Le demandeur déclare ne pas attaquer la décision du ministre en ce que le statut de réfugié politique, au sens de l’article 2 c) de la loi du 5 mai 2006, lui a été refusé et limiter son recours au volet de la décision déférée lui refusant l’octroi du statut conféré par la protection subsidiaire.
Il échet dès lors de lui donner acte de la limitation de son recours au seul volet de la décision ministérielle déférée portant refus de lui accorder le statut de la protection subsidiaire.
Le recours en réformation ayant été introduit par ailleurs dans les formes et délai de la loi, il est recevable, dans la mesure où il est dirigé contre le refus ministériel relatif à la protection subsidiaire.
A l’appui de son recours, le demandeur, déclarant être né au Bénin, expose avoir fui son village natal … pour ne pas devoir succéder à son père sur le trône du village et ainsi attirer la jalousie de ses demi-frères et sœurs. Suite à sa fuite, il aurait d’abord vécu à …, puis à …, où il se serait établi à son compte en tant que vitrier. Il y aurait rencontré une jeune fille, dénommée …qui serait devenue son amie. Le père de la jeune fille, membre actif et influent du parti politique …, n’aurait cependant pas approuvé cette relation amoureuse et aurait ordonné au demandeur de ne plus voir sa fille, sous peine de le faire arrêter par la police. Le demandeur explique que malgré cette menace il aurait continué à voir clandestinement son amie. Un an plus tard, la jeune fille lui aurait annoncé qu’elle était enceinte, nouvelle qu’il aurait accueilli avec satisfaction. Or, son amie, toujours étudiante, aurait voulu avorter. Le couple se serait alors disputé et séparé.
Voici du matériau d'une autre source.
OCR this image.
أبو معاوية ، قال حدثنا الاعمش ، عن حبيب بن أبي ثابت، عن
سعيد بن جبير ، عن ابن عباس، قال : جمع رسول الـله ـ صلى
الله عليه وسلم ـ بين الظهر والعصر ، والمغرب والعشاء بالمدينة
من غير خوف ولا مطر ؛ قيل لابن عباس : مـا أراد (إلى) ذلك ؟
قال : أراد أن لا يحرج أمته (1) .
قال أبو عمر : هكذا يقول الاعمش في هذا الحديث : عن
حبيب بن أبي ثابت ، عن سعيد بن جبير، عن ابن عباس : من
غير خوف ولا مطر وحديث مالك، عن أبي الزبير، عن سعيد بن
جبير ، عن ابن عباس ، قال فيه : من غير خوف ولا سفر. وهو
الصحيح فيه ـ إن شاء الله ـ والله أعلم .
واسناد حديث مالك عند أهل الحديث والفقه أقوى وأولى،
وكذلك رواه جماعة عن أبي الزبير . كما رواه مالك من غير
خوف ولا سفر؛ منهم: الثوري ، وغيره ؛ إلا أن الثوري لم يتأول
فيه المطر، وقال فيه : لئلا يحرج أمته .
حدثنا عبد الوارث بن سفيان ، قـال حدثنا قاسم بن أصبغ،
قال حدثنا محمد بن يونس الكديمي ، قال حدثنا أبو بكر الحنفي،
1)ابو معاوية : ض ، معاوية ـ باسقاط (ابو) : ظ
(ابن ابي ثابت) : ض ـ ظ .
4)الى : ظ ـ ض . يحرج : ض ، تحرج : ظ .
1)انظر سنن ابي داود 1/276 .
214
Les jours suivants, la jeune fille n’aurait plus décroché le téléphone et lorsqu’elle aurait finalement répondu, elle lui aurait avoué qu’elle était malade. Le demandeur explique qu’après avoir rendu visite à la jeune fille à son domicile, en l’absence de son père, elle aurait été hospitalisée et il aurait appris son décès quelques jours plus tard par l’intermédiaire d’un ami habitant en face de la famille ….
Le demandeur déclare que quelques jours après le décès de son amie, son colocataire l’aurait averti de quitter son lieu de travail et de le rencontrer ailleurs. Son colocataire lui aurait alors expliqué que la police se serait rendue à leur appartement pour emmener le demandeur au commissariat et que plus tard dans la journée, deux personnes inconnues se seraient également présentées et aurait demandé après le demandeur. Un oncle du colocataire du demandeur, travaillant au commissariat central de police, lui aurait ensuite expliqué qu’une plainte aurait été déposée à son encontre et qu’un procès verbal aurait été dressé qui ferait état du viol d’une femme par le demandeur, du fait qu’il l’aurait contrainte d’avorter et qui décrirait le demandeur comme un criminel et un consommateur de stupéfiants. L’oncle de son colocataire lui aurait ensuite confié qu’il ne pourrait pas l’aider en raison de l’influence du père de la jeune fille et il lui aurait conseillé de faire attention et d’éviter la police pour échapper aux conséquences dramatiques d’une arrestation. Ayant été au courant des exactions que la police de son pays aurait pour habitude de commettre à l’encontre des personnes arrêtées, le demandeur déclare avoir préféré ne plus rentrer chez lui et se rendre chez un ami pour préparer sa fuite.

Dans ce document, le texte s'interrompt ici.